Random Rebooting

I have noticed my scenes failing to trigger for months now. I still don’t know why sometimes they trigger and some times they don’t.

What i have noticed now though is often when looking at graphs from datamine it will report that the vera has rebooted and datamine needs refreshing…

This got me thinking, is the Vera rebooting when the scenes are not firing?

I wonder how many times a day my Vera reboots. Anyone got a good way of logging reboots/panics/crashes etc? I would like to leave it for a few days to see how many reboots have occurred in a day and when.

@akbooer’s EventWatcher will log your restarts if you set LogDirectory to a Vera folder. See: EventWatcher.

However, a common cause of random reboots is running out of free memory. Adding another plugin is likely to make this worse. I would check your memory situation before adding anything more to your system.

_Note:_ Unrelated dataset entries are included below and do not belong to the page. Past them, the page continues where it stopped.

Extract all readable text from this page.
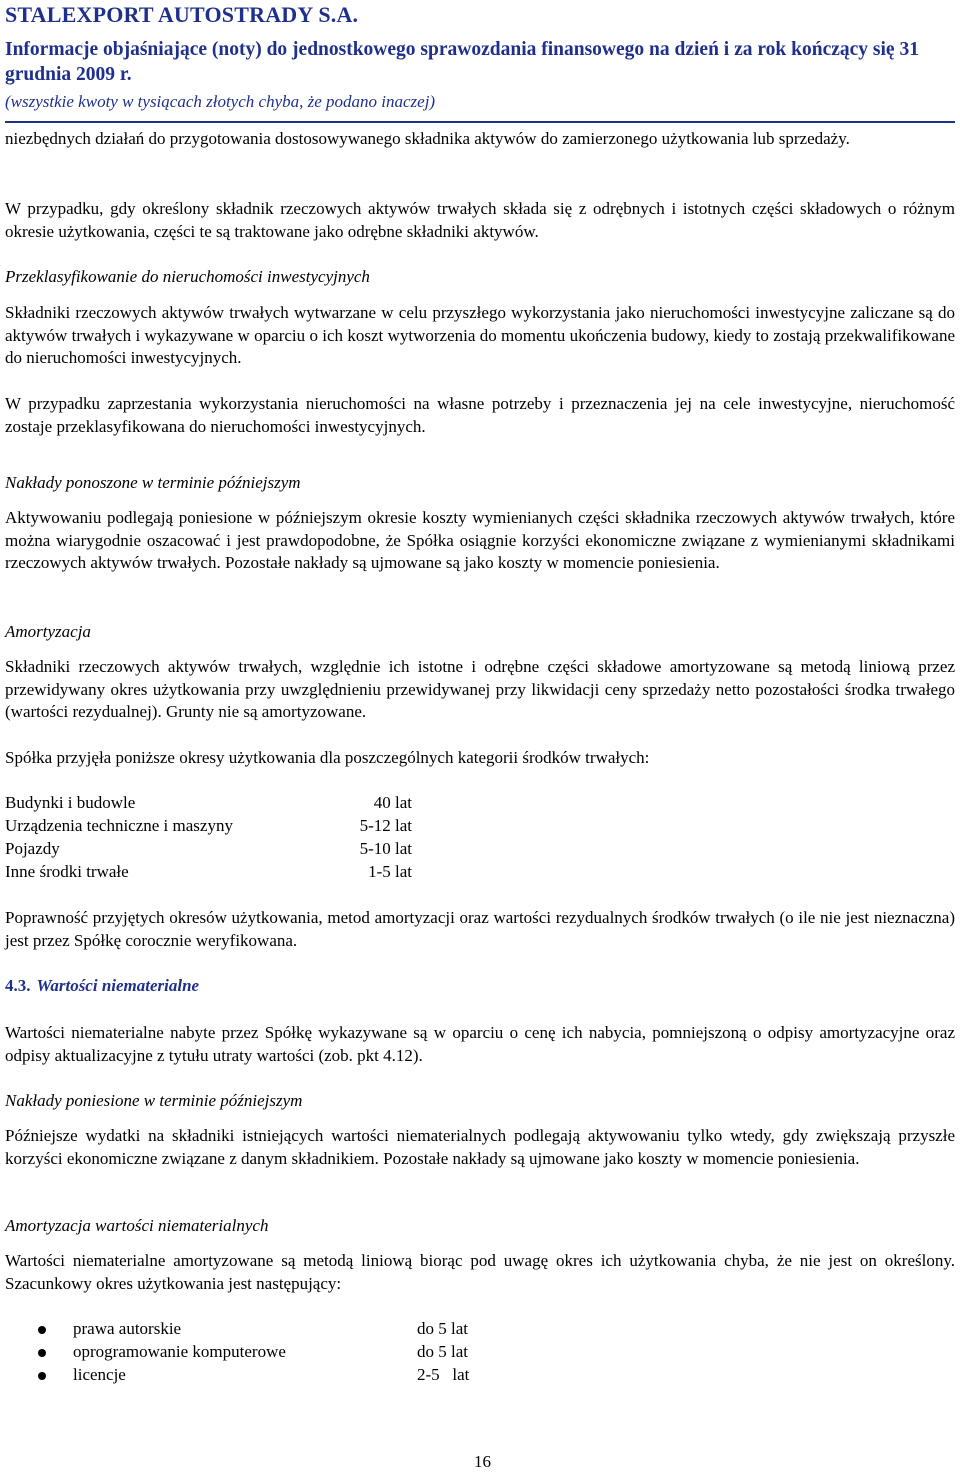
STALEXPORT AUTOSTRADY S.A.
Informacje objaśniające (noty) do jednostkowego sprawozdania finansowego na dzień i za rok kończący się 31 grudnia 2009 r.
(wszystkie kwoty w tysiącach złotych chyba, że podano inaczej)
niezbędnych działań do przygotowania dostosowywanego składnika aktywów do zamierzonego użytkowania lub sprzedaży.
W przypadku, gdy określony składnik rzeczowych aktywów trwałych składa się z odrębnych i istotnych części składowych o różnym okresie użytkowania, części te są traktowane jako odrębne składniki aktywów.
Przeklasyfikowanie do nieruchomości inwestycyjnych
Składniki rzeczowych aktywów trwałych wytwarzane w celu przyszłego wykorzystania jako nieruchomości inwestycyjne zaliczane są do aktywów trwałych i wykazywane w oparciu o ich koszt wytworzenia do momentu ukończenia budowy, kiedy to zostają przekwalifikowane do nieruchomości inwestycyjnych.
W przypadku zaprzestania wykorzystania nieruchomości na własne potrzeby i przeznaczenia jej na cele inwestycyjne, nieruchomość zostaje przeklasyfikowana do nieruchomości inwestycyjnych.
Nakłady ponoszone w terminie późniejszym
Aktywowaniu podlegają poniesione w późniejszym okresie koszty wymienianych części składnika rzeczowych aktywów trwałych, które można wiarygodnie oszacować i jest prawdopodobne, że Spółka osiągnie korzyści ekonomiczne związane z wymienianymi składnikami rzeczowych aktywów trwałych. Pozostałe nakłady są ujmowane są jako koszty w momencie poniesienia.
Amortyzacja
Składniki rzeczowych aktywów trwałych, względnie ich istotne i odrębne części składowe amortyzowane są metodą liniową przez przewidywany okres użytkowania przy uwzględnieniu przewidywanej przy likwidacji ceny sprzedaży netto pozostałości środka trwałego (wartości rezydualnej). Grunty nie są amortyzowane.
Spółka przyjęła poniższe okresy użytkowania dla poszczególnych kategorii środków trwałych:
Budynki i budowle	40 lat
Urządzenia techniczne i maszyny	5-12 lat
Pojazdy	5-10 lat
Inne środki trwałe	1-5 lat
Poprawność przyjętych okresów użytkowania, metod amortyzacji oraz wartości rezydualnych środków trwałych (o ile nie jest nieznaczna) jest przez Spółkę corocznie weryfikowana.
4.3. Wartości niematerialne
Wartości niematerialne nabyte przez Spółkę wykazywane są w oparciu o cenę ich nabycia, pomniejszoną o odpisy amortyzacyjne oraz odpisy aktualizacyjne z tytułu utraty wartości (zob. pkt 4.12).
Nakłady poniesione w terminie późniejszym
Późniejsze wydatki na składniki istniejących wartości niematerialnych podlegają aktywowaniu tylko wtedy, gdy zwiększają przyszłe korzyści ekonomiczne związane z danym składnikiem. Pozostałe nakłady są ujmowane jako koszty w momencie poniesienia.
Amortyzacja wartości niematerialnych
Wartości niematerialne amortyzowane są metodą liniową biorąc pod uwagę okres ich użytkowania chyba, że nie jest on określony. Szacunkowy okres użytkowania jest następujący:
prawa autorskie	do 5 lat
oprogramowanie komputerowe	do 5 lat
licencje	2-5   lat
16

@Rex: Do you know what can be done to overcome memory issues ? I’ve got the Vera Lite - and I guess an upgrade to Vera 3 would help (double memory ?); However - as it is only 14 days since I got my Vera Lite in the first place, it might be a bit hasty :wink:

I have heard that USB-logging should help some - but is it enough ? My LuaUPNP process in Vera takes up 185% MEM. Can this be brought down by adding swap to USB - or is this a dead end ?

IF I choose to buy the Vera 3 - can the Vera Lite be used to extend the network, and is there any advantages of having two in the same house ?

Thanks,
Martin

Adding a usb drive and enable usb logging will free up a lot of memory, my advice would be to do that first.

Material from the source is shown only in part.